1452 cooperative e 46mila addetti. Sono questi i numeri della cooperazione torinese nel 2017 presentati dalla Camera di commercio di Torino, con Legacoop Piemonte e Confcooperative Piemonte Nord. Una quadro positivo, che dimostra come superati gli anni di crisi tra il 2010 e il 2014, le cooperative del territorio continuano per la loro strada, dichiarandosi nel 60 per cento dei casi positive per l’andamento del 2018.

«Le imprese cooperative anche in Piemonte, e anche in questi anni di crisi, hanno saputo rispondere alle sfide imposte dal mercato con la difesa dell’occupazione e con la presenza in tutti i settori dell’economia piemontese sperimentandosi in nuovi mercati» ha spiegato il presidente di Legacoop Piemonte Giancarlo Gonella aggiungendo come «Nonostante le continue difficoltà in alcuni comparti come in quello delle costruzioni, i dati dimostrano la fiducia nello strumento cooperativo come risposta ai bisogni di lavoro e salvaguardia delle competenze. Esempio concreto è il fenomeno dei workers buyout: imprese in crisi salvate dai lavoratori dando vita a cooperative».

Ad aver conosciuto la maggiore crescita nel 2017 sono state le cooperative di servizi alla persona, con un aumento del 23,8 per cento del totale, arrivando da sole a contare il 41,5 per cento degli addetti. In crescita anche i servizi di alloggio e ristorazione (+8,9 per cento) mente registrano un lieve calo le cooperative di servizi alle imprese (-1,5) che restano comunque il numero più consistente con il 42 per cento del totale.

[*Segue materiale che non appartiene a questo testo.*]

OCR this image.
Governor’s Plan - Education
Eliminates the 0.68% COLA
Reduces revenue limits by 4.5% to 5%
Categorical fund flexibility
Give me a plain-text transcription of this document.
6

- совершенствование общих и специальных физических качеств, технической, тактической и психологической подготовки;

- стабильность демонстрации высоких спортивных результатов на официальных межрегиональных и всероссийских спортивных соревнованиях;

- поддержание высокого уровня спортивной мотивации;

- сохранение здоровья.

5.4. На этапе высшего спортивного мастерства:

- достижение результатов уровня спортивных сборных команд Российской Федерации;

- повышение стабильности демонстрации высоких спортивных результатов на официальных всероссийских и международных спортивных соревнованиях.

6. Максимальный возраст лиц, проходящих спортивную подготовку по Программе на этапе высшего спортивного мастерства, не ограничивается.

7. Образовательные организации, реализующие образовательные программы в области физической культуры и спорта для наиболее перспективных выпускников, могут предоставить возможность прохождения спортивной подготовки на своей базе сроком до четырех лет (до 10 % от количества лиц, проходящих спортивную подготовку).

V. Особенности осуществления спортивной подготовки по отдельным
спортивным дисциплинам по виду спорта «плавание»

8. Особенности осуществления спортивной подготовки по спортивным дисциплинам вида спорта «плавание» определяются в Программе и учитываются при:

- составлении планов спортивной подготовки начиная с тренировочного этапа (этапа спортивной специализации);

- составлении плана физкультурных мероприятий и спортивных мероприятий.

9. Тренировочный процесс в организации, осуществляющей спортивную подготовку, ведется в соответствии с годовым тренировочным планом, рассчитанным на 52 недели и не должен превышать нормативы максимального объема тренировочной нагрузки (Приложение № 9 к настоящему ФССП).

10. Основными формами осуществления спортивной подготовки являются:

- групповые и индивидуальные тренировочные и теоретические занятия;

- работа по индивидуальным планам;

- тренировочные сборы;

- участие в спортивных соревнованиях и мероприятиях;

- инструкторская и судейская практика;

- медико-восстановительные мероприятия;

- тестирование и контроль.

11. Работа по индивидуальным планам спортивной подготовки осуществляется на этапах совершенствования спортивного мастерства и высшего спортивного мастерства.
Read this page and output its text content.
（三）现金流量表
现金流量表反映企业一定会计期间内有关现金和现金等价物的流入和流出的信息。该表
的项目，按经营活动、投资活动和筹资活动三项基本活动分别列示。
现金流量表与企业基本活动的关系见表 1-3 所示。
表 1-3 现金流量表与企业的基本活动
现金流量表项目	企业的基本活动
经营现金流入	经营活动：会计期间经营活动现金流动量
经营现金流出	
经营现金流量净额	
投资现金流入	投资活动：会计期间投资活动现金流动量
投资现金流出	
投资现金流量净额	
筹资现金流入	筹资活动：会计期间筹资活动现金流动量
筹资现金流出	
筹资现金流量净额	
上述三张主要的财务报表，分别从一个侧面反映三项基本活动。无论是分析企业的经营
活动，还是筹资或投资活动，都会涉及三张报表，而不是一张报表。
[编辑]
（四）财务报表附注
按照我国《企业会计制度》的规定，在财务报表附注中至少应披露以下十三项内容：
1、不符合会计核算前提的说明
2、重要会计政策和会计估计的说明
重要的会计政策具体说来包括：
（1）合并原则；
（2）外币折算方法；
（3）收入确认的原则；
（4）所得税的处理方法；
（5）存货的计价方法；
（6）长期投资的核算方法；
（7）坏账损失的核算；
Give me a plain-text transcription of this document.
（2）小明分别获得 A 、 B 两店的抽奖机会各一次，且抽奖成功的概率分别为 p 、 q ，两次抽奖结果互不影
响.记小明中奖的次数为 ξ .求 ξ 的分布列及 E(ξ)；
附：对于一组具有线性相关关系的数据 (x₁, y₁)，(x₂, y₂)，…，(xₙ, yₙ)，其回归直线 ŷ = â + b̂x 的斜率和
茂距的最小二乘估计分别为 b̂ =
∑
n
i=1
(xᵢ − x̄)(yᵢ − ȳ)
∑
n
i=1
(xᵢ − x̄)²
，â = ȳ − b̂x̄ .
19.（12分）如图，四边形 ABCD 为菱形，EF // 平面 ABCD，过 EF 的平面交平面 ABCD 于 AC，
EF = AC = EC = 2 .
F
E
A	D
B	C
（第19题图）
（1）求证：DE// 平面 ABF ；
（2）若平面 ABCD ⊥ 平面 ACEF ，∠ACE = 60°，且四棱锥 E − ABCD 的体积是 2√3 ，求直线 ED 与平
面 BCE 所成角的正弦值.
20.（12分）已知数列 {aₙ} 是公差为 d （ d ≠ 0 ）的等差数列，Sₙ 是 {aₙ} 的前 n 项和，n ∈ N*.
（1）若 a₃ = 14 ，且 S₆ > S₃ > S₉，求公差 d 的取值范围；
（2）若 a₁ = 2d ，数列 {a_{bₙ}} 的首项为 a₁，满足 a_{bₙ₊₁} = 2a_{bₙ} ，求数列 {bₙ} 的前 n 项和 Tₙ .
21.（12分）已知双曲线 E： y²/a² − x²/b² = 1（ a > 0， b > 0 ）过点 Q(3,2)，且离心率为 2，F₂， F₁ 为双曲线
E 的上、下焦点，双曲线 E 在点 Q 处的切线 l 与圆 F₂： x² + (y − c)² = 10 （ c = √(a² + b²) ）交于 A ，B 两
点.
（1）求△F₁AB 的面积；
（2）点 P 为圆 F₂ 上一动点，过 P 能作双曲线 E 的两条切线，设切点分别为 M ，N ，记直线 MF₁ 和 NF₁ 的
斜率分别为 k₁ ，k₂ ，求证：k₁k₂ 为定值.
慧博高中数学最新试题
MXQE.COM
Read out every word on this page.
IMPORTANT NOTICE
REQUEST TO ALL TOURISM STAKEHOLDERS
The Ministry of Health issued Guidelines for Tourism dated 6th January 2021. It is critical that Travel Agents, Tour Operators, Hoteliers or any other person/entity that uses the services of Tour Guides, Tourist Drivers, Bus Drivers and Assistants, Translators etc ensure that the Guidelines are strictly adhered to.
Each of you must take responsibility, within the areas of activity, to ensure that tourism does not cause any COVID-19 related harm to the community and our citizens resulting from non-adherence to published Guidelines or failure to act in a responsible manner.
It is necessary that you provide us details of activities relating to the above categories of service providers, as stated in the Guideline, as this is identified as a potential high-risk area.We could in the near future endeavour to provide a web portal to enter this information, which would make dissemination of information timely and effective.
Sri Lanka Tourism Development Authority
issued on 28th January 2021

«L’universo delle cooperative torinesi, con quasi 1500 realtà attive e 46 mila addetti, conferma in questi ultimi tre anni una sostanziale tenuta, dopo i cali registrati tra il 2010 e il 2014: si tratta infatti di imprese solide, per la gran parte longeve, anche se più della metà non supera i 500mila euro in termini di valore di produzione – ha osservato Vincenzo Ilotte, presidente della Camera di commercio di Torino – Nel panorama complessivo, spiccano le imprese di servizi alla persona, grazie soprattutto alle attività di assistenza sociale non residenziale».

Ma se sono buoni i dati sul 2017 anche per il 2018 si respira aria di positività. Il 60 per cento si dichiara positivo sull’andamento dell’anno in corso, ipotizzando un espansione della propria attività, mentre solo il 12 per cento si definisce molto pessimista.

«Il lavoro in cooperativa è a tutti gli effetti la proposta non assistenziale per porre un argine all’aumento della soglia di povertà. L’autoimprenditorialità associata dà una opportunità concreta a molte famiglie e anche a coloro che, in altro modo, non avrebbero accesso al mercato», sottolinea Gianni Gallo, Presidente di Confcooperative Piemonte Nord.